Now, lets try to "imitate" such construction using SymPy. The idea is to automatize the process so, eventually, I can attack similar but more complicate problems just by "crunching" with the code. The following is my attempt up to now:

# Lets attempt to derive these analytical result using SymPy.

>>> import sympy as sy
>>> import sympy.tensor as syt

>>> # Here, n is introduced to specify an abstract range for x and y.
>>> n = sy.symbols( 'n' , integer = True )
>>> a , b = sy.symbols( 'a b' ) # The Lagrange-multipliers.
>>> x = syt.Idx( 'x' , n ) # Index x for P_x
>>> y = syt.Idx( 'y' , n ) # Index y for P_y; this is required to take derivatives according to SymPy rules.

>>> P = syt.IndexedBase( 'P' ) # The unknowns P_x.
>>> E = syt.IndexedBase( 'E' ) # The knowns E_x; each being the energy of state x.
>>> U = sy.Symbol( 'U' ) # Mean energy.
>>> 
>>> # Entropy
>>> H = sy.Sum( - P[x] * sy.log( P[x] ) , x )
>>> 
>>> # Lagrangian
>>> L = H + a * ( 1 - sy.Sum( P[x] , x ) ) + b * ( U - sy.Sum( E[x] * P[x] , x ) )

>>> # Lets compute the derivatives
>>> dLda = sy.diff( L , a )
>>> dLdb = sy.diff( L , b )
>>> dLdPy = sy.diff( L , P[y] )

>>> # These look like
>>> 
>>> print dLda
-Sum(P[x], (x, 0, n - 1)) + 1
>>> 
>>> print dLdb
U - Sum(E[x]*P[x], (x, 0, n - 1))
>>>  
>>> print dLdPy
-a*Sum(KroneckerDelta(x, y), (x, 0, n - 1)) - b*Sum(KroneckerDelta(x, y)*E[x], (x, 0, n - 1)) + Sum(-log(P[x])*KroneckerDelta(x, y) - KroneckerDelta(x, y), (x, 0, n - 1))

>>> # The following approach does not work
>>> 
>>> tmp = dLdPy.doit()
>>> print tmp
-a*Piecewise((1, 0 <= y), (0, True)) - b*Piecewise((E[y], 0 <= y), (0, True)) + Piecewise((-log(P[y]) - 1, 0 <= y), (0, True))
>>>     
>>> sy.solve( tmp , P[y] )
[]
>>> # As we can see, no solution was found for P[y]

>>> # Hence, we try an ad-hoc procedure
>>> Px = sy.Symbol( 'Px' )
>>> Ex = sy.Symbol( 'Ex' )
>>> tmp2 = dLdPy.doit().subs( P[y] , Px ).subs( E[y] , Ex ).subs( y , 0 )
>>> print tmp2
-Ex*b - a - log(Px) - 1
>>> Px = sy.solve( tmp2 , Px )
>>> print Px
[exp(-Ex*b - a - 1)]
>>> # This is the solution we wanted to find.

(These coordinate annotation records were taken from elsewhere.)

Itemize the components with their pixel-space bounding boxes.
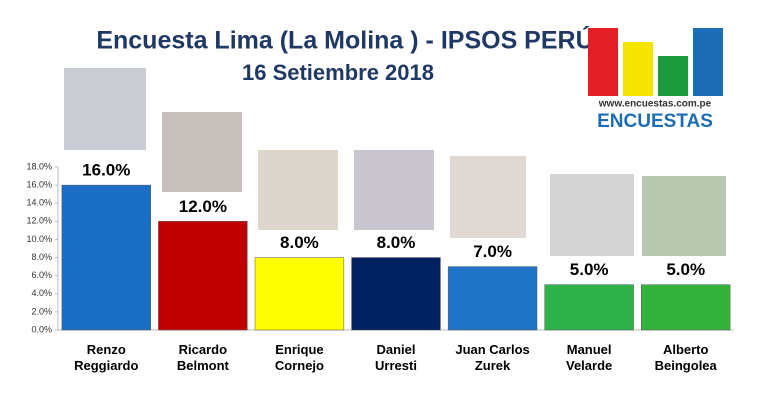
value-label: 16.0% [82, 161, 130, 180]
logo-bar [588, 28, 618, 96]
candidate-photo [162, 112, 242, 192]
x-tick-label: Ricardo Belmont [176, 342, 229, 373]
value-label: 8.0% [377, 233, 416, 252]
value-label: 5.0% [570, 260, 609, 279]
logo-bar [658, 56, 688, 96]
bar [447, 266, 538, 331]
bar [254, 257, 345, 331]
logo-url: www.encuestas.com.pe [598, 99, 712, 110]
candidate-photo [450, 156, 526, 238]
bar [158, 221, 248, 331]
x-tick-label: Alberto Beingolea [654, 342, 717, 373]
chart-title: Encuesta Lima (La Molina ) - IPSOS PERÚ [96, 25, 593, 55]
value-label: 12.0% [179, 197, 227, 216]
y-tick-label: 18.0% [26, 161, 52, 171]
bar [351, 257, 441, 331]
photos [64, 68, 726, 256]
x-tick-label: Renzo Reggiardo [74, 342, 139, 373]
candidate-photo [354, 150, 434, 230]
x-tick-label: Daniel Urresti [375, 342, 417, 373]
bar [641, 284, 731, 331]
logo [588, 28, 723, 96]
y-tick-label: 10.0% [26, 234, 52, 244]
y-tick-label: 2.0% [31, 306, 52, 316]
y-tick-label: 0.0% [31, 324, 52, 334]
value-label: 7.0% [473, 242, 512, 261]
y-tick-label: 16.0% [26, 179, 52, 189]
logo-bar [693, 28, 723, 96]
value-label: 5.0% [666, 260, 705, 279]
x-tick-label: Manuel Velarde [566, 342, 613, 373]
bar [61, 184, 151, 331]
logo-bar [623, 42, 653, 96]
y-tick-label: 8.0% [31, 252, 52, 262]
y-tick-label: 12.0% [26, 216, 52, 226]
bar [544, 284, 634, 331]
logo-name: ENCUESTAS [597, 111, 713, 132]
value-label: 8.0% [280, 233, 319, 252]
candidate-photo [64, 68, 146, 150]
chart-subtitle: 16 Setiembre 2018 [242, 60, 434, 85]
y-tick-label: 6.0% [31, 270, 52, 280]
x-tick-label: Juan Carlos Zurek [455, 342, 530, 373]
candidate-photo [550, 174, 634, 256]
y-tick-label: 4.0% [31, 288, 52, 298]
candidate-photo [642, 176, 726, 256]
x-tick-label: Enrique Cornejo [274, 342, 324, 373]
candidate-photo [258, 150, 338, 230]
y-tick-label: 14.0% [26, 198, 52, 208]
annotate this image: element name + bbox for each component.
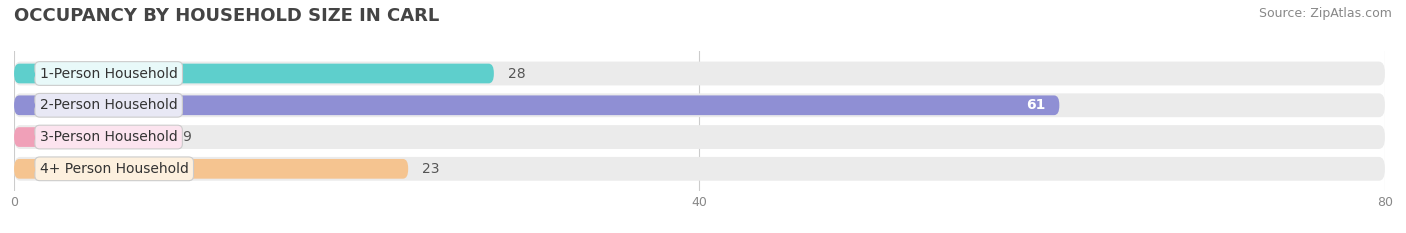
FancyBboxPatch shape (14, 93, 1385, 117)
Text: 4+ Person Household: 4+ Person Household (39, 162, 188, 176)
Text: OCCUPANCY BY HOUSEHOLD SIZE IN CARL: OCCUPANCY BY HOUSEHOLD SIZE IN CARL (14, 7, 439, 25)
FancyBboxPatch shape (14, 96, 1059, 115)
Text: 2-Person Household: 2-Person Household (39, 98, 177, 112)
Text: 9: 9 (181, 130, 191, 144)
FancyBboxPatch shape (14, 127, 169, 147)
FancyBboxPatch shape (14, 125, 1385, 149)
Text: Source: ZipAtlas.com: Source: ZipAtlas.com (1258, 7, 1392, 20)
FancyBboxPatch shape (14, 64, 494, 83)
Text: 61: 61 (1026, 98, 1046, 112)
FancyBboxPatch shape (14, 157, 1385, 181)
FancyBboxPatch shape (14, 159, 408, 179)
Text: 28: 28 (508, 66, 526, 80)
Text: 23: 23 (422, 162, 440, 176)
FancyBboxPatch shape (14, 62, 1385, 86)
Text: 1-Person Household: 1-Person Household (39, 66, 177, 80)
Text: 3-Person Household: 3-Person Household (39, 130, 177, 144)
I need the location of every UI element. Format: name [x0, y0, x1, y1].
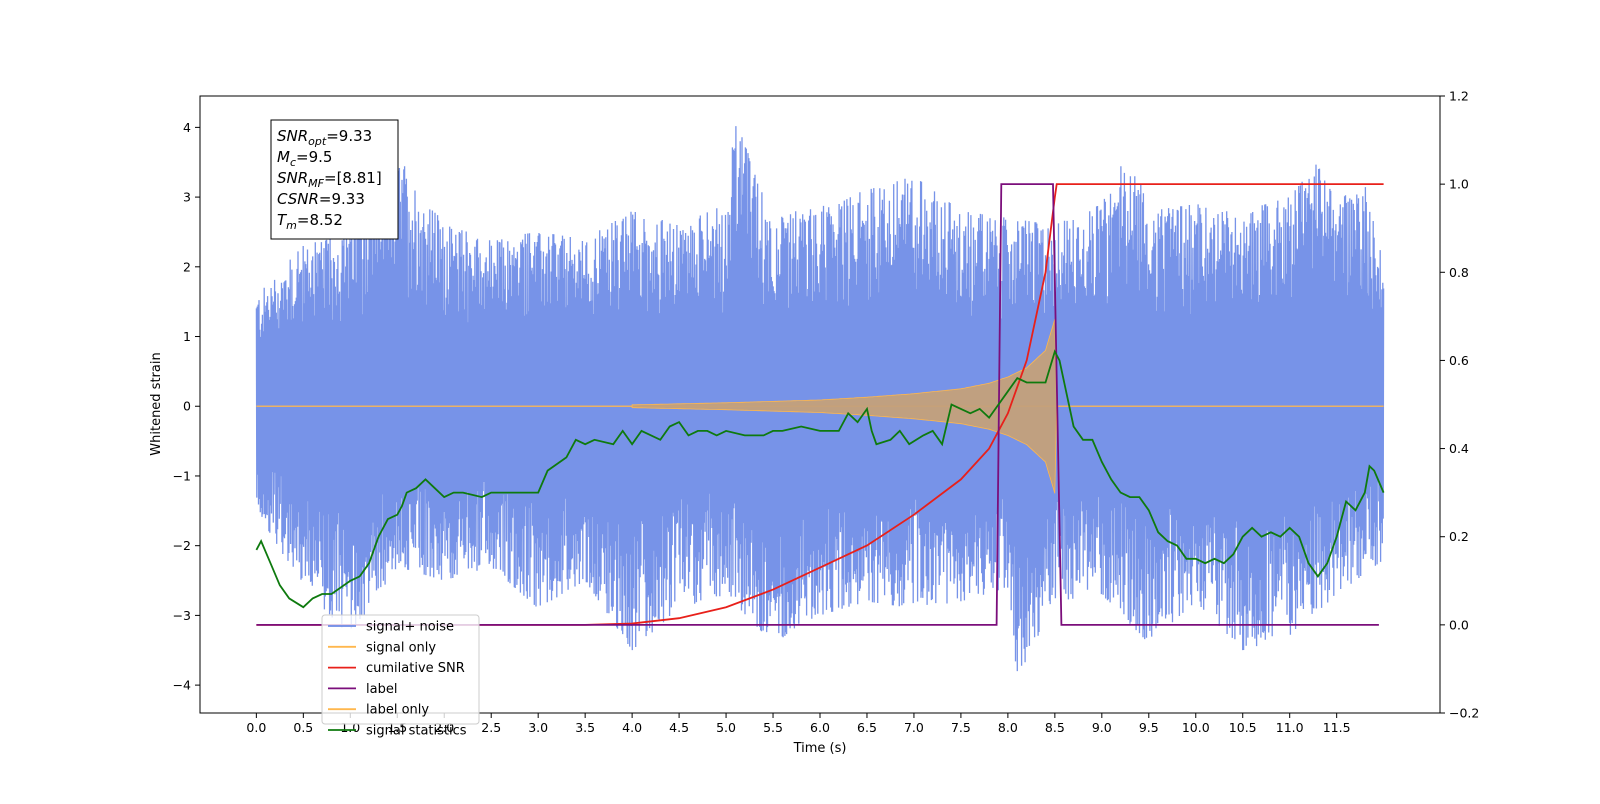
annotation-frame [270, 119, 399, 240]
legend-label: signal only [366, 640, 436, 655]
x-tick-label: 0.0 [246, 720, 266, 735]
y2-tick-label: 0.4 [1449, 441, 1469, 456]
y2-tick-label: −0.2 [1449, 706, 1479, 721]
y-tick-label: 1 [183, 329, 191, 344]
annotation-line: CSNR=9.33 [277, 190, 365, 208]
annotation-line: SNRopt=9.33 [277, 127, 372, 148]
annotation-line: SNRMF=[8.81] [277, 169, 382, 190]
x-axis-label: Time (s) [793, 741, 847, 756]
y-tick-label: 3 [183, 190, 191, 205]
series-signal-only [631, 318, 1058, 494]
x-tick-label: 3.5 [575, 720, 595, 735]
x-tick-label: 11.0 [1276, 720, 1304, 735]
plot-area [255, 126, 1385, 672]
legend: signal+ noise signal only cumilative SNR la… [321, 614, 480, 739]
x-tick-label: 0.5 [293, 720, 313, 735]
x-tick-label: 10.5 [1229, 720, 1257, 735]
series-cumilative-snr [256, 183, 1384, 626]
y-tick-label: 2 [183, 259, 191, 274]
y2-tick-label: 0.2 [1449, 529, 1469, 544]
y-tick-label: 4 [183, 120, 191, 135]
x-tick-label: 6.0 [810, 720, 830, 735]
x-tick-label: 9.5 [1139, 720, 1159, 735]
x-tick-label: 3.0 [528, 720, 548, 735]
x-tick-label: 10.0 [1182, 720, 1210, 735]
y-axis-label: Whitened strain [149, 352, 164, 455]
y-tick-label: 0 [183, 399, 191, 414]
series-signal-plus-noise [255, 126, 1385, 672]
y2-tick-label: 1.2 [1449, 89, 1469, 104]
x-tick-label: 4.0 [622, 720, 642, 735]
y2-tick-label: 0.0 [1449, 617, 1469, 632]
x-tick-label: 11.5 [1323, 720, 1351, 735]
x-tick-label: 2.5 [481, 720, 501, 735]
series-signal-statistics [255, 349, 1385, 609]
x-tick-label: 4.5 [669, 720, 689, 735]
legend-label: label [366, 682, 397, 697]
x-tick-label: 8.0 [998, 720, 1018, 735]
y-tick-label: −1 [173, 468, 191, 483]
x-tick-label: 5.5 [763, 720, 783, 735]
annotation-line: Mc=9.5 [277, 148, 332, 169]
legend-label: cumilative SNR [366, 661, 465, 676]
annotation-line: Tm=8.52 [277, 211, 343, 232]
x-tick-label: 9.0 [1092, 720, 1112, 735]
series-label [256, 183, 1379, 626]
y2-tick-label: 0.8 [1449, 265, 1469, 280]
legend-label: label only [366, 703, 429, 718]
y2-tick-label: 0.6 [1449, 353, 1469, 368]
y-tick-label: −2 [173, 538, 191, 553]
y2-tick-label: 1.0 [1449, 177, 1469, 192]
x-tick-label: 6.5 [857, 720, 877, 735]
x-tick-label: 7.5 [951, 720, 971, 735]
legend-label: signal statistics [366, 724, 467, 739]
y-tick-label: −3 [173, 608, 191, 623]
x-tick-label: 8.5 [1045, 720, 1065, 735]
legend-frame [321, 614, 480, 725]
y-tick-label: −4 [173, 678, 191, 693]
x-tick-label: 5.0 [716, 720, 736, 735]
legend-label: signal+ noise [366, 620, 454, 635]
x-tick-label: 7.0 [904, 720, 924, 735]
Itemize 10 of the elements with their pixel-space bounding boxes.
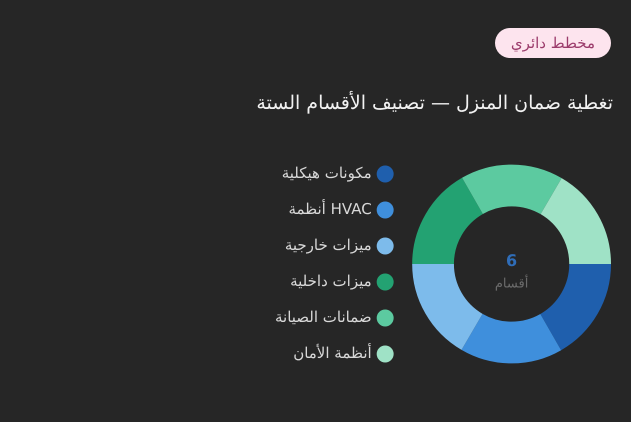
legend-label: ميزات داخلية [290,272,372,290]
text: 6 [506,251,518,270]
legend-label: أنظمة HVAC [288,198,372,218]
legend-label: أنظمة الأمان [293,342,372,362]
legend-label: ضمانات الصيانة [274,308,372,326]
text: أقسام [494,274,528,292]
legend-label: مكونات هيكلية [282,164,372,182]
legend-label: ميزات خارجية [284,236,372,254]
text: مخطط دائري [494,28,611,58]
chart-title: تغطية ضمان المنزل — تصنيف الأقسام الستة [256,92,613,114]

After asking for normalization the constant "a" can be absorbed into 1/Z.

My critics and questions are the following:

  • I do not like the idea of using the "had-hoc" procedure. Why solve is not able to find the solution for P[y]?
  • Is there another more "correct" or preferable way to do this?.